New insights on Mechanistic Model for CO₂ Corrosion of Carbon Steel Under Acidic Conditions (RIP2026-00095)

Marcelo Sampaio, jessica Nogueira da Cunha, Tatiana Almeida, Eliane D'EliA, Oscar Rosa Mattos

Universidade Federal do Rio de Janeiro, Universidade Federal do Rio de Janeiro, Universidade Federal do Rio de Janeiro, LNDC/UFRJ

The corrosion of carbon steel in CO₂-containing environments is a major concern in the oil and gas industry, where the exposure of pipelines and equipment to CO₂-rich aqueous phases accelerates metal degradation and has been studied for more than fifty years. From classical studies in the 1970s it became widely accepted that carbonic acid acts as an additional cathodic reactant, thus increasing corrosion rates beyond those observed in strong acids at the same pH. However, subsequent research challenged this assumption.
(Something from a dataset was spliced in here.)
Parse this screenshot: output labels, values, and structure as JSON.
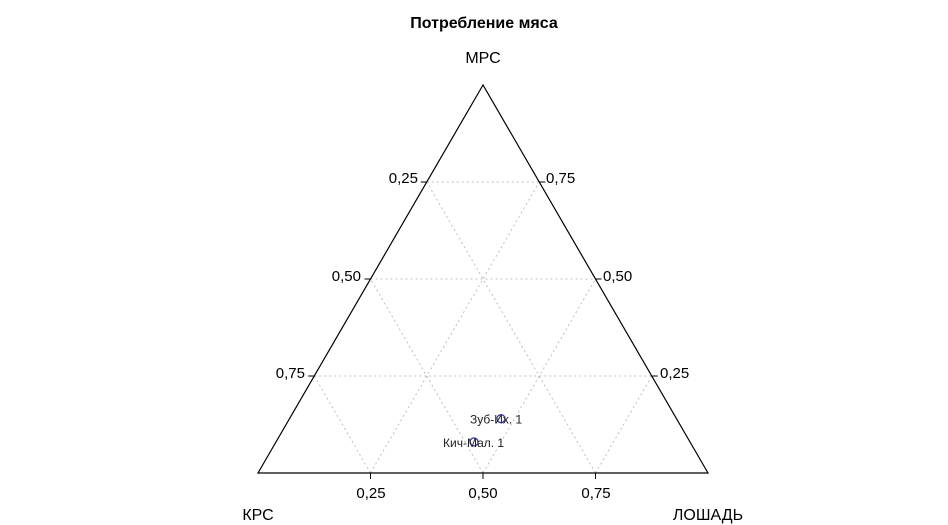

Alternative interpretations suggested that the CO₂ system enhances corrosion through its buffering capability. Despite these advances, inconsistencies persisted in correlating corrosion kinetics with measurable parameters such as pH, electrochemical response, and mass loss.
Considering the above, electrochemical impedance was used to investigate the effect of CO2 on X65 carbon steel corrosion in in 0.17 mol L⁻¹ NaCl solutions at pH 3, 4, and 5, both in nitrogen-purged conditions and in CO₂-saturated media. The steel used was API 5L X65, and the experiments also included steady-state polarization curves and mass loss testing.
The polarization curves revealed a fundamental difference between media with and without CO₂. In nitrogen-purged solutions, corrosion current densities increased significantly as pH decreased. Conversely, in CO₂-saturated solutions, corrosion rates remained essentially constant across all pH values tested.
Electrochemical impedance results further supported this finding. In all conditions, the diagrams exhibited three time constants: a high-frequency capacitive loop corresponding to double-layer response, a mid-frequency inductive loop associated with intermediate like (FeOH)ads, and a low-frequency capacitive feature. In the absence of CO₂, the inductive loop characteristic frequency was strongly dependent on pH, shifting to higher values as acidity increased. However, when CO₂ was present, the frequency of this inductive loop remained independent of pH and instead shifted only when the electrode potential was varied. Mass loss results confirmed the electrochemical trends.
The main contribution of the present work lies in present a new reaction mechanism pathway in the hydrogen evolution reaction, associated to the carbonic species. It was determined that one of the cathodic elementary steps becomes independent of surface H⁺ concentration when CO₂ is present. The newly proposed model successfully reproduces experimental observations in both steady-state and transient regimes.
The work provides significant advances toward a more complete mechanistic understanding of CO₂ corrosion of carbon steel. This refined understanding is critical for the development of improved predictive models and mitigation strategies for pipeline corrosion in oil and gas systems.